Rising damp is the most common form of dampness encountered in buildings; this is left to condensation. However, it is very likely that a high proportion of older buildings are affected by rising damp to some degree or another, and it does cause problems with positive identification, appropriate remedial action and ancillary works.
Rising damp is normally indicated by high free-moisture content in the base of the wall, reducing with increasing height. Often a characteristic ‘tide-mark’ is visible, typically up to 1m above floor level, but occasionally even higher. Hygroscopic salts (particularly chlorides/nitrates) are almost invariably present in ground water and will therefore be found in walls and plaster suffering from rising damp. These salts normally concentrate in a band in the upper area of dampness and may cause electrical (conductivity) moisture meters to give spurious readings.

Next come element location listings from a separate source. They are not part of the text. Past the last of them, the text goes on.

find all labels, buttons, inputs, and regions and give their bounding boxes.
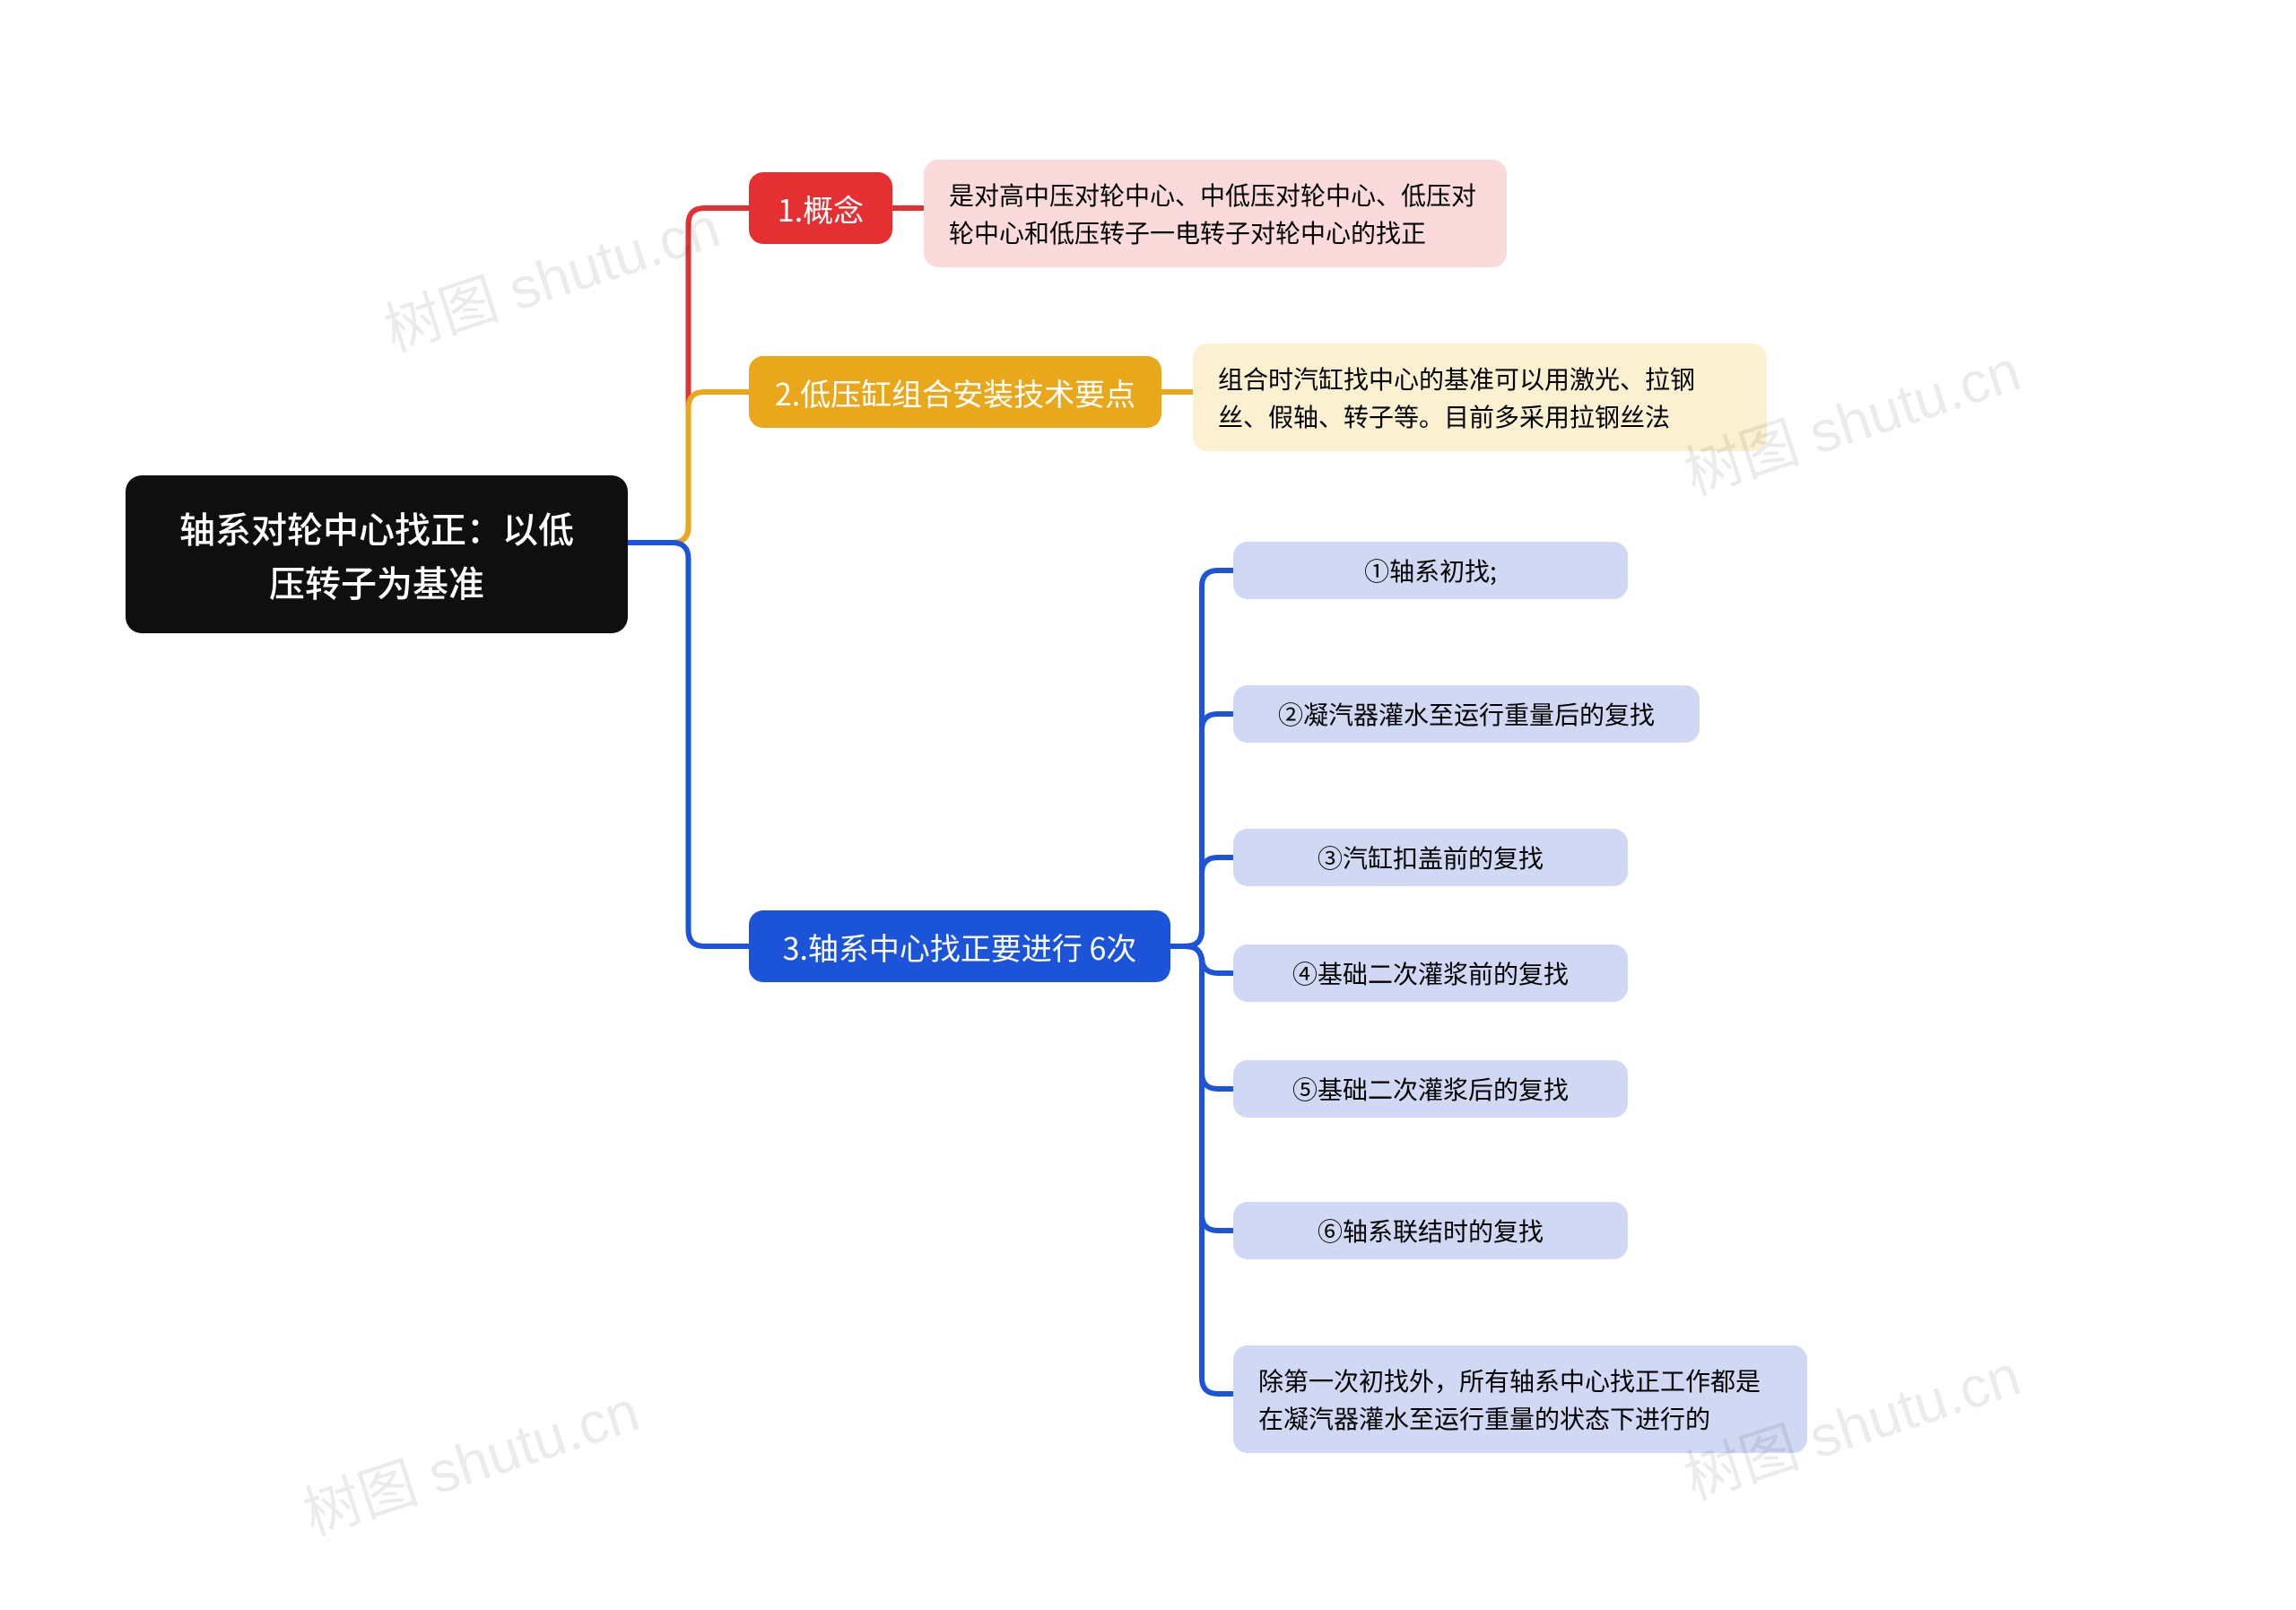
root-node: 轴系对轮中心找正：以低 压转子为基准 [126,475,628,633]
branch-1-leaf: 是对高中压对轮中心、中低压对轮中心、低压对轮中心和低压转子一电转子对轮中心的找正 [924,160,1507,267]
branch-3-child-4: ④基础二次灌浆前的复找 [1233,944,1628,1002]
branch-3-child-3-text: ③汽缸扣盖前的复找 [1318,839,1544,876]
branch-3-child-2: ②凝汽器灌水至运行重量后的复找 [1233,685,1700,743]
branch-3-child-3: ③汽缸扣盖前的复找 [1233,829,1628,886]
branch-3-child-1: ①轴系初找; [1233,542,1628,599]
branch-3-child-5: ⑤基础二次灌浆后的复找 [1233,1060,1628,1118]
branch-1: 1.概念 [749,172,892,244]
branch-2: 2.低压缸组合安装技术要点 [749,356,1161,428]
branch-3-child-4-text: ④基础二次灌浆前的复找 [1292,954,1569,992]
watermark: 树图 shutu.cn [372,181,728,367]
watermark: 树图 shutu.cn [291,1365,648,1551]
root-line2: 压转子为基准 [269,555,484,607]
root-line1: 轴系对轮中心找正：以低 [179,501,574,553]
branch-1-label: 1.概念 [778,186,864,231]
branch-3-child-6: ⑥轴系联结时的复找 [1233,1202,1628,1259]
branch-3-child-6-text: ⑥轴系联结时的复找 [1318,1212,1544,1249]
branch-3-child-2-text: ②凝汽器灌水至运行重量后的复找 [1278,695,1655,733]
branch-2-leaf-text: 组合时汽缸找中心的基准可以用激光、拉钢丝、假轴、转子等。目前多采用拉钢丝法 [1218,360,1742,435]
branch-3-child-7-text: 除第一次初找外，所有轴系中心找正工作都是在凝汽器灌水至运行重量的状态下进行的 [1258,1362,1782,1437]
branch-2-label: 2.低压缸组合安装技术要点 [775,370,1135,415]
branch-3: 3.轴系中心找正要进行 6次 [749,910,1170,982]
branch-3-child-5-text: ⑤基础二次灌浆后的复找 [1292,1070,1569,1108]
branch-3-child-1-text: ①轴系初找; [1364,552,1497,589]
branch-1-leaf-text: 是对高中压对轮中心、中低压对轮中心、低压对轮中心和低压转子一电转子对轮中心的找正 [949,176,1482,251]
branch-3-label: 3.轴系中心找正要进行 6次 [783,924,1137,970]
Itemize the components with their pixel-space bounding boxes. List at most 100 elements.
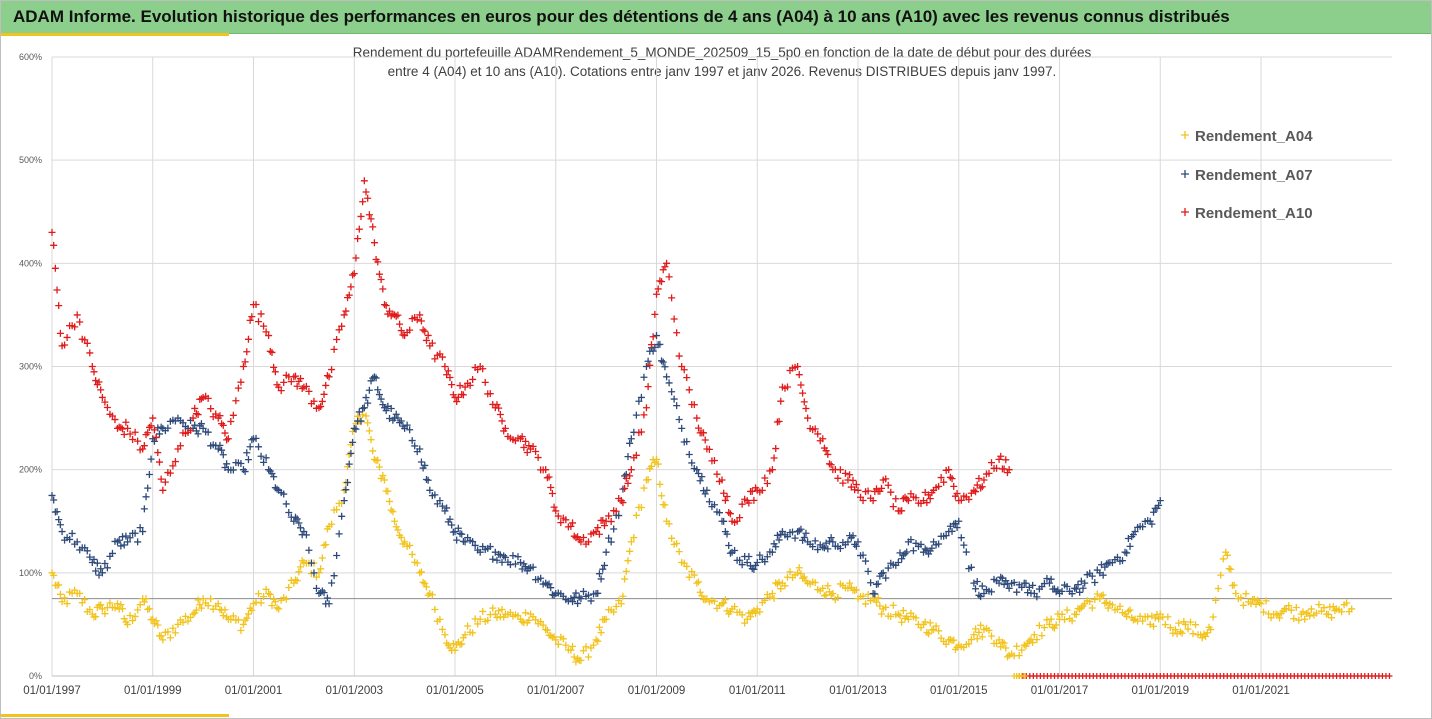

Rising damp in buildings may be defined as the vertical flow of water up through a permeable wall structure, the water being derived from ground water. The water rises through the pores (capillaries) in the masonry by a process loosely termed 'capillarity'. In other words, the masonry acts like a wick.
Ground water contains small amounts of soluble salts, the most significant of which are chlorides, nitrates and sulphates. These pass with the water up the wall and are left behind when the water evaporates. Over many years of active rising damp large quantities of these salts accumulate within the masonry and decorative surface, most becoming concentrated in a general `salt bond` towards the maximum height of rise. Frequently, the concentrations of these salts are very low towards the base of the wall.
Both chlorides and nitrates are usually hydroscopic, i.e. They can absorb moisture from the surrounding environment and in general, the greater the amount of salts the greater the absorption of moisture, especially under humid conditions. Thus, even though rising dampness may have been controlled by the insertion of a remedial damp proof course these salts alone can cause the wall and any contaminated decorations to remain damp.